Speaking of AI, the new Teams client is also being positioned as the foundation for Microsoft’s future work with its Copilot assistant and other AI-powered features for Teams. “The AI experiences all require very fast iteration and experimentation,” explains Singh. “You won’t get it perfect the first time so there’s a lot of supervised learning, unsupervised learning, learning from the users, so this architecture really sets us up well to really do that.”
Microsoft has already detailed its plans for Copilot in Microsoft Teams, where you’ll be able to invite the AI assistant into group chats to perform tasks like schedule meetings or it will show up in meetings and chats on the sidebar to help with tasks like summarization, recaps, or general questions. The business chat function of Copilot will also exist in Teams as a chatbot that you can use as a personal assistant to pull data and information from across Microsoft 365 services and apps.

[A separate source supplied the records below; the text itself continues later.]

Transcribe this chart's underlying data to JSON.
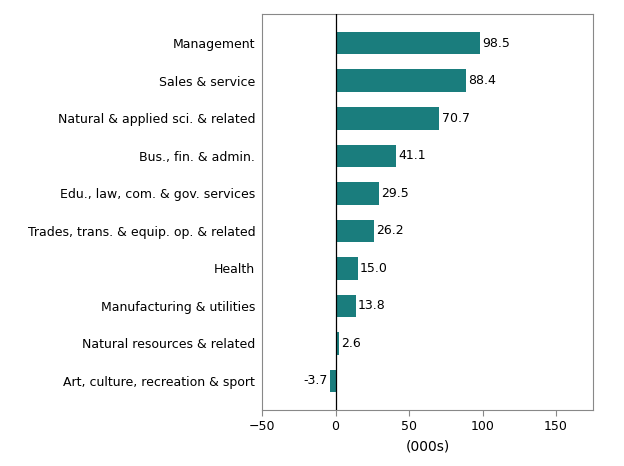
{
  "categories": [
    "Art, culture, recreation & sport",
    "Natural resources & related",
    "Manufacturing & utilities",
    "Health",
    "Trades, trans. & equip. op. & related",
    "Edu., law, com. & gov. services",
    "Bus., fin. & admin.",
    "Natural & applied sci. & related",
    "Sales & service",
    "Management"
  ],
  "values": [
    -3.7,
    2.6,
    13.8,
    15.0,
    26.2,
    29.5,
    41.1,
    70.7,
    88.4,
    98.5
  ],
  "bar_color": "#1a7d7d",
  "xlabel": "(000s)",
  "xlim": [
    -50,
    175
  ],
  "xticks": [
    -50,
    0,
    50,
    100,
    150
  ],
  "bar_height": 0.6,
  "label_fontsize": 9,
  "tick_fontsize": 9,
  "xlabel_fontsize": 10,
  "background_color": "#ffffff"
}
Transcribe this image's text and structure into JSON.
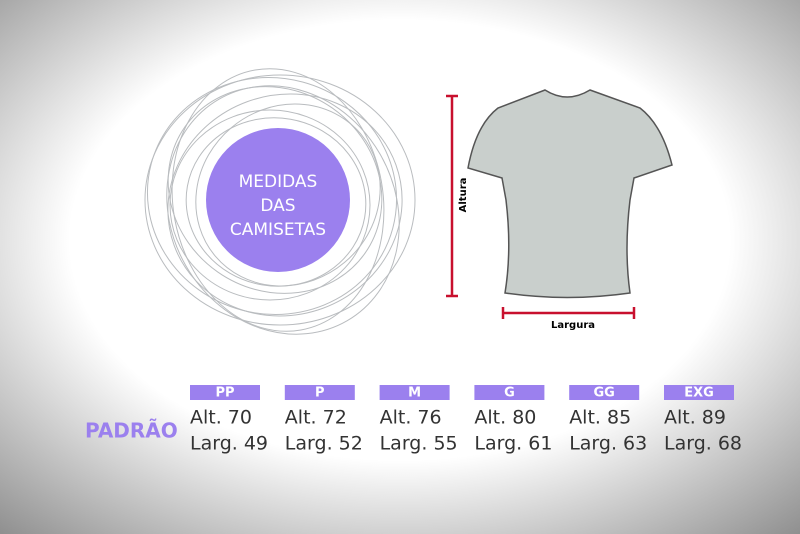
{
  "title": {
    "lines": [
      "MEDIDAS",
      "DAS",
      "CAMISETAS"
    ]
  },
  "shirt": {
    "height_label": "Altura",
    "width_label": "Largura"
  },
  "row_label": "PADRÃO",
  "sizes": [
    {
      "label": "PP",
      "height": "Alt. 70",
      "width": "Larg. 49"
    },
    {
      "label": "P",
      "height": "Alt. 72",
      "width": "Larg. 52"
    },
    {
      "label": "M",
      "height": "Alt. 76",
      "width": "Larg. 55"
    },
    {
      "label": "G",
      "height": "Alt. 80",
      "width": "Larg. 61"
    },
    {
      "label": "GG",
      "height": "Alt. 85",
      "width": "Larg. 63"
    },
    {
      "label": "EXG",
      "height": "Alt. 89",
      "width": "Larg. 68"
    }
  ]
}
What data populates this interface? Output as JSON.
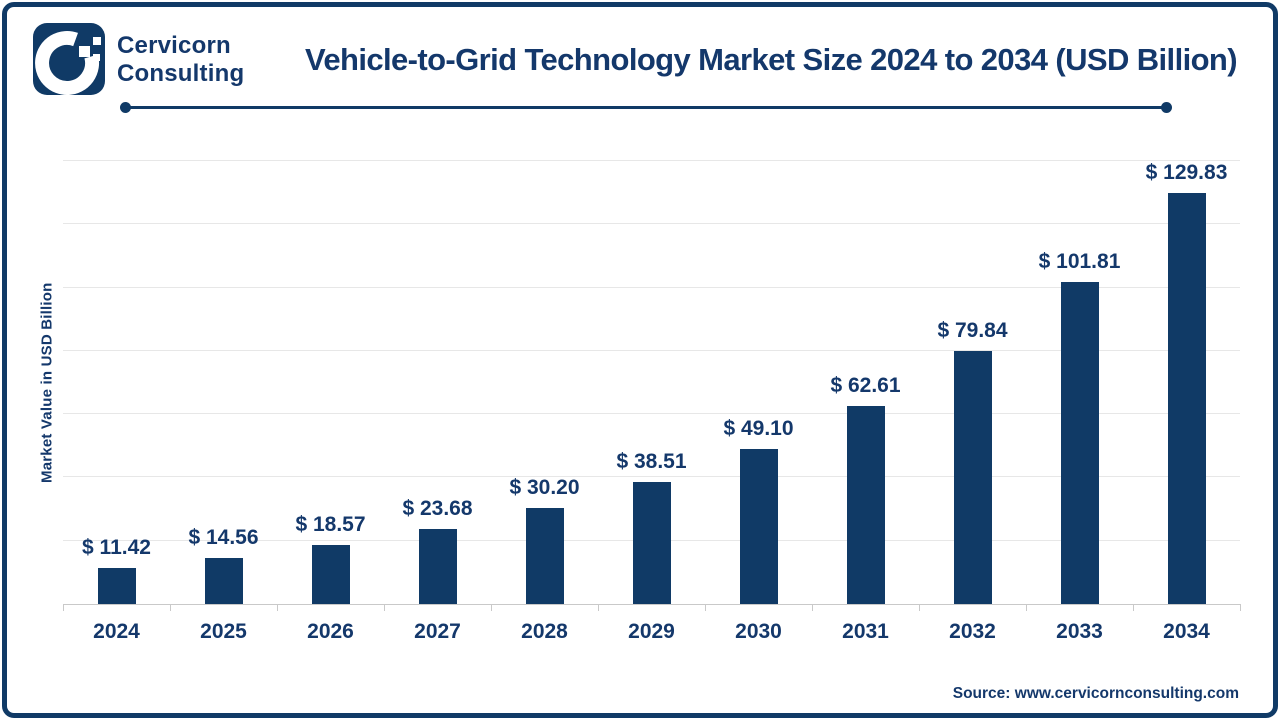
{
  "header": {
    "brand_line1": "Cervicorn",
    "brand_line2": "Consulting",
    "title": "Vehicle-to-Grid Technology Market Size 2024 to 2034 (USD Billion)"
  },
  "chart_data": {
    "type": "bar",
    "title": "Vehicle-to-Grid Technology Market Size 2024 to 2034 (USD Billion)",
    "categories": [
      "2024",
      "2025",
      "2026",
      "2027",
      "2028",
      "2029",
      "2030",
      "2031",
      "2032",
      "2033",
      "2034"
    ],
    "values": [
      11.42,
      14.56,
      18.57,
      23.68,
      30.2,
      38.51,
      49.1,
      62.61,
      79.84,
      101.81,
      129.83
    ],
    "value_labels": [
      "$ 11.42",
      "$ 14.56",
      "$ 18.57",
      "$ 23.68",
      "$ 30.20",
      "$ 38.51",
      "$ 49.10",
      "$ 62.61",
      "$ 79.84",
      "$ 101.81",
      "$ 129.83"
    ],
    "xlabel": "",
    "ylabel": "Market Value in USD Billion",
    "ylim": [
      0,
      140
    ],
    "gridline_step": 20,
    "grid": true,
    "legend": false,
    "bar_color": "#103a66"
  },
  "footer": {
    "source": "Source: www.cervicornconsulting.com"
  },
  "colors": {
    "navy": "#103a66",
    "text_navy": "#14386b",
    "grid_line": "#e7e7e7",
    "axis_line": "#c9c9c9",
    "background": "#ffffff"
  }
}
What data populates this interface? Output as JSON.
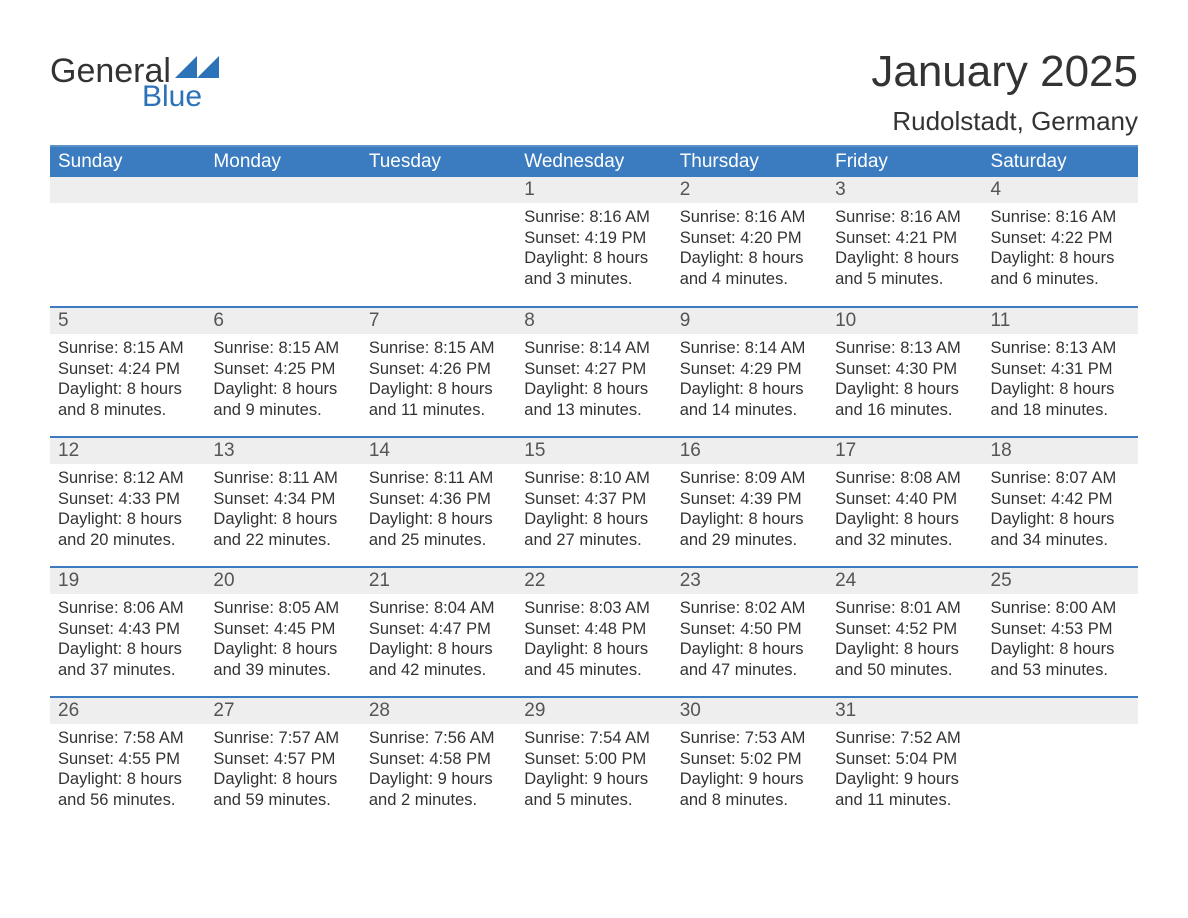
{
  "logo": {
    "word1": "General",
    "word2": "Blue"
  },
  "title": "January 2025",
  "location": "Rudolstadt, Germany",
  "colors": {
    "header_bg": "#3b7bbf",
    "header_border": "#5a91c9",
    "row_border": "#3b7bbf",
    "daynum_bg": "#eeeeee",
    "text": "#333333",
    "logo_blue": "#2b72b9"
  },
  "weekdays": [
    "Sunday",
    "Monday",
    "Tuesday",
    "Wednesday",
    "Thursday",
    "Friday",
    "Saturday"
  ],
  "weeks": [
    [
      null,
      null,
      null,
      {
        "n": "1",
        "sr": "8:16 AM",
        "ss": "4:19 PM",
        "dl": "8 hours and 3 minutes."
      },
      {
        "n": "2",
        "sr": "8:16 AM",
        "ss": "4:20 PM",
        "dl": "8 hours and 4 minutes."
      },
      {
        "n": "3",
        "sr": "8:16 AM",
        "ss": "4:21 PM",
        "dl": "8 hours and 5 minutes."
      },
      {
        "n": "4",
        "sr": "8:16 AM",
        "ss": "4:22 PM",
        "dl": "8 hours and 6 minutes."
      }
    ],
    [
      {
        "n": "5",
        "sr": "8:15 AM",
        "ss": "4:24 PM",
        "dl": "8 hours and 8 minutes."
      },
      {
        "n": "6",
        "sr": "8:15 AM",
        "ss": "4:25 PM",
        "dl": "8 hours and 9 minutes."
      },
      {
        "n": "7",
        "sr": "8:15 AM",
        "ss": "4:26 PM",
        "dl": "8 hours and 11 minutes."
      },
      {
        "n": "8",
        "sr": "8:14 AM",
        "ss": "4:27 PM",
        "dl": "8 hours and 13 minutes."
      },
      {
        "n": "9",
        "sr": "8:14 AM",
        "ss": "4:29 PM",
        "dl": "8 hours and 14 minutes."
      },
      {
        "n": "10",
        "sr": "8:13 AM",
        "ss": "4:30 PM",
        "dl": "8 hours and 16 minutes."
      },
      {
        "n": "11",
        "sr": "8:13 AM",
        "ss": "4:31 PM",
        "dl": "8 hours and 18 minutes."
      }
    ],
    [
      {
        "n": "12",
        "sr": "8:12 AM",
        "ss": "4:33 PM",
        "dl": "8 hours and 20 minutes."
      },
      {
        "n": "13",
        "sr": "8:11 AM",
        "ss": "4:34 PM",
        "dl": "8 hours and 22 minutes."
      },
      {
        "n": "14",
        "sr": "8:11 AM",
        "ss": "4:36 PM",
        "dl": "8 hours and 25 minutes."
      },
      {
        "n": "15",
        "sr": "8:10 AM",
        "ss": "4:37 PM",
        "dl": "8 hours and 27 minutes."
      },
      {
        "n": "16",
        "sr": "8:09 AM",
        "ss": "4:39 PM",
        "dl": "8 hours and 29 minutes."
      },
      {
        "n": "17",
        "sr": "8:08 AM",
        "ss": "4:40 PM",
        "dl": "8 hours and 32 minutes."
      },
      {
        "n": "18",
        "sr": "8:07 AM",
        "ss": "4:42 PM",
        "dl": "8 hours and 34 minutes."
      }
    ],
    [
      {
        "n": "19",
        "sr": "8:06 AM",
        "ss": "4:43 PM",
        "dl": "8 hours and 37 minutes."
      },
      {
        "n": "20",
        "sr": "8:05 AM",
        "ss": "4:45 PM",
        "dl": "8 hours and 39 minutes."
      },
      {
        "n": "21",
        "sr": "8:04 AM",
        "ss": "4:47 PM",
        "dl": "8 hours and 42 minutes."
      },
      {
        "n": "22",
        "sr": "8:03 AM",
        "ss": "4:48 PM",
        "dl": "8 hours and 45 minutes."
      },
      {
        "n": "23",
        "sr": "8:02 AM",
        "ss": "4:50 PM",
        "dl": "8 hours and 47 minutes."
      },
      {
        "n": "24",
        "sr": "8:01 AM",
        "ss": "4:52 PM",
        "dl": "8 hours and 50 minutes."
      },
      {
        "n": "25",
        "sr": "8:00 AM",
        "ss": "4:53 PM",
        "dl": "8 hours and 53 minutes."
      }
    ],
    [
      {
        "n": "26",
        "sr": "7:58 AM",
        "ss": "4:55 PM",
        "dl": "8 hours and 56 minutes."
      },
      {
        "n": "27",
        "sr": "7:57 AM",
        "ss": "4:57 PM",
        "dl": "8 hours and 59 minutes."
      },
      {
        "n": "28",
        "sr": "7:56 AM",
        "ss": "4:58 PM",
        "dl": "9 hours and 2 minutes."
      },
      {
        "n": "29",
        "sr": "7:54 AM",
        "ss": "5:00 PM",
        "dl": "9 hours and 5 minutes."
      },
      {
        "n": "30",
        "sr": "7:53 AM",
        "ss": "5:02 PM",
        "dl": "9 hours and 8 minutes."
      },
      {
        "n": "31",
        "sr": "7:52 AM",
        "ss": "5:04 PM",
        "dl": "9 hours and 11 minutes."
      },
      null
    ]
  ],
  "labels": {
    "sunrise": "Sunrise:",
    "sunset": "Sunset:",
    "daylight": "Daylight:"
  }
}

Microsoft’s new Teams client will be available in preview mode today as the company gathers feedback before rolling it out more broadly later this year. Businesses will need to be part of the Microsoft Teams public preview to get access, and a new “try the new Teams” toggle will appear in the top-left corner of the existing app. You’ll be able to switch back to the classic Teams app if need be.
There are some gaps in functionality during the preview release, though. Businesses won’t be able to access third-party apps or line of business (LOB) apps in the preview, a big missing part of the new Teams experience for now. Some advanced calling features like call queues are also missing, alongside advanced meeting features like breakout rooms.
You’ll also have to be running Windows to get access to the new Teams client. Microsoft is working on an improved Mac version, but it won’t be available in preview immediately. The new Teams preview is only available to commercial users right now, and Microsoft says it’s working on bringing this to Education, Government Clouds, and platforms like VDI and the web later this year.